Back in the old days, and by the old days I mean about half an hour ago, if you forgot your root password to a Linux machine which you had physical access to all you needed to do was enter the grub menu, press ‘e’ on the line that said kernel and append the word ‘single’ to the line and press enter to boot into single user mode. As far as i know, this still works on Fedora and RHEL machines, distributions which are usually in a data centre or at least in a locked server room, but perhaps with the rise of Ubuntu on laptops and netbooks, Ubuntu developers became aware that physical access to the hardware was no longer a silver bullet security wise and so have updated grub to deny you gaining a single usermode. They have a recovery console to help with troubleshooting but before you get to that revered bash shell, you are prompted for the root password.
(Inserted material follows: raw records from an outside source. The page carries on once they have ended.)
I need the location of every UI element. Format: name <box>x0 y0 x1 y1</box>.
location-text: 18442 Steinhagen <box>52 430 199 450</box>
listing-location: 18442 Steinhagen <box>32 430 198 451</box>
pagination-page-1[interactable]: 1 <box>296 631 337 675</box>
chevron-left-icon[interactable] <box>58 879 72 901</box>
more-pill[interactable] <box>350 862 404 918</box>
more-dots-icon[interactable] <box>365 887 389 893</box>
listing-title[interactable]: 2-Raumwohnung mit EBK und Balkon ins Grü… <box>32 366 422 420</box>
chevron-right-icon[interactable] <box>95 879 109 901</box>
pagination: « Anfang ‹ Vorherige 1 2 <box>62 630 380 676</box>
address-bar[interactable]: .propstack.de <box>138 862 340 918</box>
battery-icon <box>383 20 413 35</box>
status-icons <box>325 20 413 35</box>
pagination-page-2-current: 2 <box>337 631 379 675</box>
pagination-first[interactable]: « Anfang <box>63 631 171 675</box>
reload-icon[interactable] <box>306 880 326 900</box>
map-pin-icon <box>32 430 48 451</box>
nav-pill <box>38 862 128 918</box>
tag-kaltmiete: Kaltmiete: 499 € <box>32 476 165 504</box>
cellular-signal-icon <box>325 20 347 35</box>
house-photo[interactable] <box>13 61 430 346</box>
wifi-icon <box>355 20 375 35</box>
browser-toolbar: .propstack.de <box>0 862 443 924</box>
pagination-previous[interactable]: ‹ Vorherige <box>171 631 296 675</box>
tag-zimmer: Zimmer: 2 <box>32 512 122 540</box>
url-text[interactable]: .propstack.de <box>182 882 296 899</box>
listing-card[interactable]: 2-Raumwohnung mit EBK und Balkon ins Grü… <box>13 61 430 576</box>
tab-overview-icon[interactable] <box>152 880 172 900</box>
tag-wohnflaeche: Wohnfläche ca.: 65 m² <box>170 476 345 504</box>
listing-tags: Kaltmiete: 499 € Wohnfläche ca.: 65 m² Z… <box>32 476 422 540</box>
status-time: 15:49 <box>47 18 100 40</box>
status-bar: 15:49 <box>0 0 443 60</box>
Spoil sports.
However, there is a way around this issue. At this point let me say that I found this while trying to reset on a device which I had permission to use. If you perform this on anyone’s hardwre but you’re own get the device owners express permission first.
I have a Zotac Zbox for a project in work. It is running Ubuntu Server 13.04 and the usual passwords don’t work for it. So to get root do the following. As before get into the grub menu by pressing ESC just after the BIOS screen. On the image you want to access, most likely the top one press ‘e’. Then find the line that has “ro”, meaning read only and change it to “rw” then append, without the quotes “init=/bin/bash”. Finally press F10 to boot with these settings. After a brief boot time, you should be in a root shell.